CURRENT STATUS: At this point, the original show cause order remains in effect, requiring Leahy to appear at the Monday hearing and presumably – perhaps now through attorneys and not live testimony – show why his publication of information from leaked documents does not subject him to contempt proceedings and sanctions. It also seems clear that the judge is on the hunt for the leaker and wants to do something. What that something is, we’ll just have to wait.
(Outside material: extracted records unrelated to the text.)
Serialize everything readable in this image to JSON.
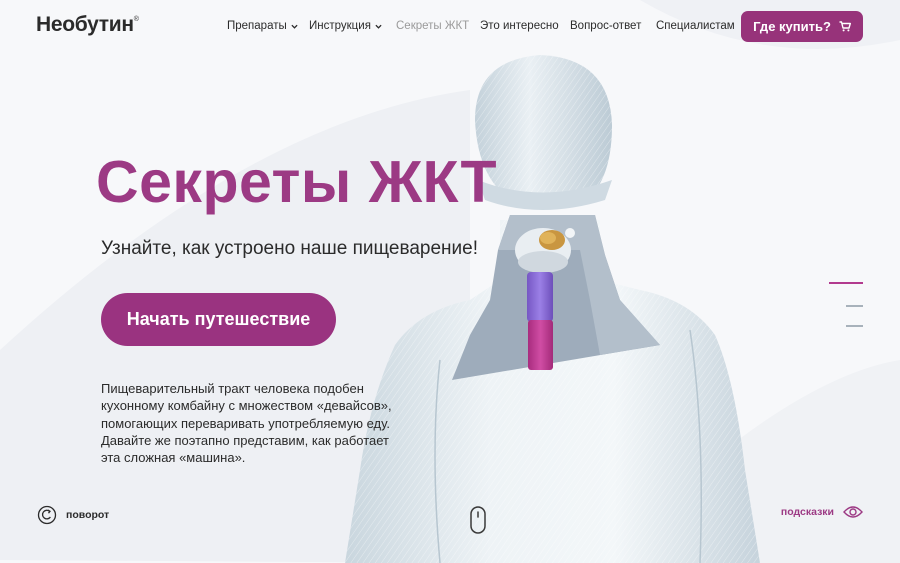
{
  "header": {
    "logo": "Необутин",
    "logo_mark": "®",
    "nav": [
      {
        "label": "Препараты",
        "has_dropdown": true
      },
      {
        "label": "Инструкция",
        "has_dropdown": true
      },
      {
        "label": "Секреты ЖКТ",
        "has_dropdown": false,
        "active": true
      },
      {
        "label": "Это интересно",
        "has_dropdown": false
      },
      {
        "label": "Вопрос-ответ",
        "has_dropdown": false
      },
      {
        "label": "Специалистам",
        "has_dropdown": false
      }
    ],
    "buy_label": "Где купить?",
    "buy_icon": "cart-icon"
  },
  "hero": {
    "title": "Секреты ЖКТ",
    "subtitle": "Узнайте, как устроено наше пищеварение!",
    "start_label": "Начать путешествие",
    "description": "Пищеварительный тракт человека подобен кухонному комбайну с множеством «девайсов», помогающих переваривать употребляемую еду. Давайте же поэтапно представим, как работает эта сложная «машина»."
  },
  "controls": {
    "rotate_label": "поворот",
    "rotate_icon": "rotate-icon",
    "hints_label": "подсказки",
    "hints_icon": "eye-icon",
    "scroll_icon": "mouse-scroll-icon"
  },
  "pager": {
    "count": 3,
    "active_index": 0
  },
  "colors": {
    "brand": "#9c3a84",
    "button": "#97337a",
    "esophagus_upper": "#8a6bd6",
    "esophagus_lower": "#c03d94",
    "body": "#dfe8ee",
    "background": "#f7f8fa"
  }
}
The Court of Appeals had not responded as of 11 a.m. to Leahy’s motion.
What’s supposed to happen in a public records case
If this case ends up being about the court punishing the press or even a leaker, it will have gone far beyond where it started.
The Tennessee Public Records Act allows a requester whose public records request was denied by a government entity “to petition for access to any such record and to obtain judicial review of the actions taken to deny the access.”[(T.C.A. § 10-7-505 (a)]
“The burden of proof for justification of nondisclosure of records sought shall be upon the official and/or designee of the official of those records and the justification for the nondisclosure must be shown by a preponderance of the evidence.” [T.C.A. § 10-7-505 (c)]
“The court, in ruling upon the petition of any party proceeding hereunder, shall render written findings of fact and conclusions of law and shall be empowered to exercise full injunctive remedies and relief to secure the purposes and intentions of this section, and this section shall be broadly construed so as to give the fullest possible public access to public records.” [T.C.A. 10-7-505 (d)]
We seemed to have strayed so far away from this statute in the past year.
Deborah Fisher is executive director of the Tennessee Coalition for Open Government. She was previously a journalist for 25 years at newspapers in Texas and Tennessee.